On the right-hand side, f(t - u) in the first term is 1 and in the second term 0 so g(t) is 1 in this case.

When t > 1, the integral breaks up exactly like above except that f(t - u) in the first term is 0 and 1 in the second term. g(t) is 1 in this case.

In summary, g(t) = 0 if t < 0; otherwise g(t) = 1. Right?

 

[e(ho0n3]

If t is in [0, 1], then whenever u > t, t - u < 0 and f(t - u) is 0. So in this case, the integral would break like this:

$$\int_0^1 f(t - u) \, du = \int_0^t f(t - u) \, du \: + \int_t^1 f(t - u) \, du$$

On the right-hand side, f(t - u) in the first term is 1 and in the second term 0 so g(t) is 1 in this case.
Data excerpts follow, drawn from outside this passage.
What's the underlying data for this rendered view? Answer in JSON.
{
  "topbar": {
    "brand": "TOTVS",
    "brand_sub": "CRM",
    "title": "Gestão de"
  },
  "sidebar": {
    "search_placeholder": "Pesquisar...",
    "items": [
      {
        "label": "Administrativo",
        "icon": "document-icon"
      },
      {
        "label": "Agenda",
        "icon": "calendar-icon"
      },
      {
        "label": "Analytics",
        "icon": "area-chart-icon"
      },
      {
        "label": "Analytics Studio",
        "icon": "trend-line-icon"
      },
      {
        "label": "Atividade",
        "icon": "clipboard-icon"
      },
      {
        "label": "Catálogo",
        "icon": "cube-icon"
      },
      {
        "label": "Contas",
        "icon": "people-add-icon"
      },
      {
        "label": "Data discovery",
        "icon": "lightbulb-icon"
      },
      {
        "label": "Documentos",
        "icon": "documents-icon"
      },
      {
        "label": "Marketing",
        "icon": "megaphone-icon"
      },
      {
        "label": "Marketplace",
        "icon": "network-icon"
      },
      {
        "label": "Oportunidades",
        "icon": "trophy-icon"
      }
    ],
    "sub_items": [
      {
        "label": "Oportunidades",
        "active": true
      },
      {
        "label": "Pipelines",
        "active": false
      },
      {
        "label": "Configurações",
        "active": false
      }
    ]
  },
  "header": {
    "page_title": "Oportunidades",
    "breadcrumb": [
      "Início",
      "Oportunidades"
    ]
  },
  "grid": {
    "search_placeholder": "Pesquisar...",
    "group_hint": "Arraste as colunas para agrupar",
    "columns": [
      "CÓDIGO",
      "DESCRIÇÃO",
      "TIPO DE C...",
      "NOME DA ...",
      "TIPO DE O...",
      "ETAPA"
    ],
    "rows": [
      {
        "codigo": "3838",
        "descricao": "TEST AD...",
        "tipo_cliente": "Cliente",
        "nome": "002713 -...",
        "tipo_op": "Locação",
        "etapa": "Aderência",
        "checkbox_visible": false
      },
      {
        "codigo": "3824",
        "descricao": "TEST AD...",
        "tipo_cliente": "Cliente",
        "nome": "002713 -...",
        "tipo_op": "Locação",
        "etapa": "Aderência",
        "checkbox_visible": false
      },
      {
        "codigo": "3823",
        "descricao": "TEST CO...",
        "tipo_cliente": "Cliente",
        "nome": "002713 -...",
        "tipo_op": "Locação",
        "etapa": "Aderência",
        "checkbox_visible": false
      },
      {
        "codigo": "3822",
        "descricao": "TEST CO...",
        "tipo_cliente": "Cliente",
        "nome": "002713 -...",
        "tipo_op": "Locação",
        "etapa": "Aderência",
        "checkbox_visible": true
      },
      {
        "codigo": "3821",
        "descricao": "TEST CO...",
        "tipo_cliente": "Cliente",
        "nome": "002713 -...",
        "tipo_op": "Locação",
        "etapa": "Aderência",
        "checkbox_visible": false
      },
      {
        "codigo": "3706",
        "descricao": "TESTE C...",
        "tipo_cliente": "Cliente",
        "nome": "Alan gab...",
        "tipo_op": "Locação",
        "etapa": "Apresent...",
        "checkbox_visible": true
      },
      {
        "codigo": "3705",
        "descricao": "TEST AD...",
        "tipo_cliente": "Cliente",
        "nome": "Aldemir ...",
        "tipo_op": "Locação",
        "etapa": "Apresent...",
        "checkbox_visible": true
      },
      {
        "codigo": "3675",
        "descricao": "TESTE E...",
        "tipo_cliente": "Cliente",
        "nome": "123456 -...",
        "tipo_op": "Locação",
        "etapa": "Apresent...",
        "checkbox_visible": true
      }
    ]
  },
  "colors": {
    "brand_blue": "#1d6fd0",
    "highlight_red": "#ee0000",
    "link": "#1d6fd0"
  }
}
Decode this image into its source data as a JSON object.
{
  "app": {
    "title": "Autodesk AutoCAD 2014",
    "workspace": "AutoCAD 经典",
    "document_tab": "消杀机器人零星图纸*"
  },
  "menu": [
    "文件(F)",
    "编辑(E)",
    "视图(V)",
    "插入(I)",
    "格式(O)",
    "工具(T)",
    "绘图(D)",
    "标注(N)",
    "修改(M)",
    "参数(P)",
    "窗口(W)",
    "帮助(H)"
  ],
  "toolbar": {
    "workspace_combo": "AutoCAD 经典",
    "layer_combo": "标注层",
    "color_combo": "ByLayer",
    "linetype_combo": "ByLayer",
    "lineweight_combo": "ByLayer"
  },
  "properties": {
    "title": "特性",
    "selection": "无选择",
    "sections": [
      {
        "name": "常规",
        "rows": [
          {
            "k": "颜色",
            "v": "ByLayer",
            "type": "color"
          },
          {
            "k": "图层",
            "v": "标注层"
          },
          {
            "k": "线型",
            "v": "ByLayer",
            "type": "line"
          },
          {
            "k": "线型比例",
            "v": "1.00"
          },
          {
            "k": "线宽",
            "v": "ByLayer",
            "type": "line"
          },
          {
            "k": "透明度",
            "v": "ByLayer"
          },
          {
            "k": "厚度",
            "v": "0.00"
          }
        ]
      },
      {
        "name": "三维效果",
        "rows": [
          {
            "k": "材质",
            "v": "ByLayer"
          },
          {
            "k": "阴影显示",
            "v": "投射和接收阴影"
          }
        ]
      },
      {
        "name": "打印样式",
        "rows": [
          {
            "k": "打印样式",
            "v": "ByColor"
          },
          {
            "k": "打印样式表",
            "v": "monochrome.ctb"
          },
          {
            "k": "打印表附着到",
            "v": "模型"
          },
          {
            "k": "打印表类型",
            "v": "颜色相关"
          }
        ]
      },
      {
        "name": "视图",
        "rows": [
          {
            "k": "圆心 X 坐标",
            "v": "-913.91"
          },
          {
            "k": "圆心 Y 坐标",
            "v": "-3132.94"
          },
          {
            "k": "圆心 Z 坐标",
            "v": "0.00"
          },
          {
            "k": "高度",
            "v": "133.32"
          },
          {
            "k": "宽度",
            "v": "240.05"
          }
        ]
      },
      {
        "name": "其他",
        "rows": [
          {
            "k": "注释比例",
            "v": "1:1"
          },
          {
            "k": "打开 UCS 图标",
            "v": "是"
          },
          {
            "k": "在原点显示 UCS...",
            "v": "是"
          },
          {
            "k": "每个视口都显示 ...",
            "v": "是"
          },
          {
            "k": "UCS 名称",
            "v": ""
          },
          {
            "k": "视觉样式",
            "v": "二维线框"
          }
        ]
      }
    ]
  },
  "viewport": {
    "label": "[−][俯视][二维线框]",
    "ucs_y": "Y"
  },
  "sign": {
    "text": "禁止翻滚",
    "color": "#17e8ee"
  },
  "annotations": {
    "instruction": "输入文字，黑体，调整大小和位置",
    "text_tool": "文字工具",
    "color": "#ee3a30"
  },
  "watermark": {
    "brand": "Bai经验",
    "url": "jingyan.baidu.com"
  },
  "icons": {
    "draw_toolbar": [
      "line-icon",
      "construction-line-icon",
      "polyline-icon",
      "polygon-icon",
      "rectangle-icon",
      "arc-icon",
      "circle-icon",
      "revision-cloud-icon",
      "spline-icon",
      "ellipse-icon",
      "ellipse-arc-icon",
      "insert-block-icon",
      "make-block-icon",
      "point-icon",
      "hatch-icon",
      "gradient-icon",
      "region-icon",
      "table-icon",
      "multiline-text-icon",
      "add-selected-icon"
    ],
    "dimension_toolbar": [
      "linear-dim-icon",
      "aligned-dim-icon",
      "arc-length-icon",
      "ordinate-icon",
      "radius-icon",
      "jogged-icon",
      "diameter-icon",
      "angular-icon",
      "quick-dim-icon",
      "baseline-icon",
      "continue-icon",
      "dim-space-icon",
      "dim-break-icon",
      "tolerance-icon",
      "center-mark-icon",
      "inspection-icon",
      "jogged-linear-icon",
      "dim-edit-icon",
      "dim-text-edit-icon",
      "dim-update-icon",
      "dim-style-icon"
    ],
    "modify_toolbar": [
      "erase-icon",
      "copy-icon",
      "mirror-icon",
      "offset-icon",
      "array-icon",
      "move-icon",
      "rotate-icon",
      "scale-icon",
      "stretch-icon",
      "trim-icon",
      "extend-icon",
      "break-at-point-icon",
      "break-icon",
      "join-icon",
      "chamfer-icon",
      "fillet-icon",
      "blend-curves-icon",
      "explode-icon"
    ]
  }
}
I messed up. g(t) is not 1. If f(t - u) is 1 in the first term, then that integral becomes t so g(t) = t in this case.

 

[e(ho0n3]

When t > 1, the integral breaks up exactly like above except that f(t - u) in the first term is 0 and 1 in the second term. g(t) is 1 in this case.

I made a mistake here too. I realized this after working out some examples where t > 1. For example, g(10) = 0 and g(1.1) = 0.9. It seems that if 1 < t < 2, then g(t) = 2 - t. If t is greater than or equal to 2, then g(t) is 0.

 

[e(ho0n3]

Correction. g(t) = 0 when t >2 and g(t) = 2 - t whenever t is in the range (1, 2].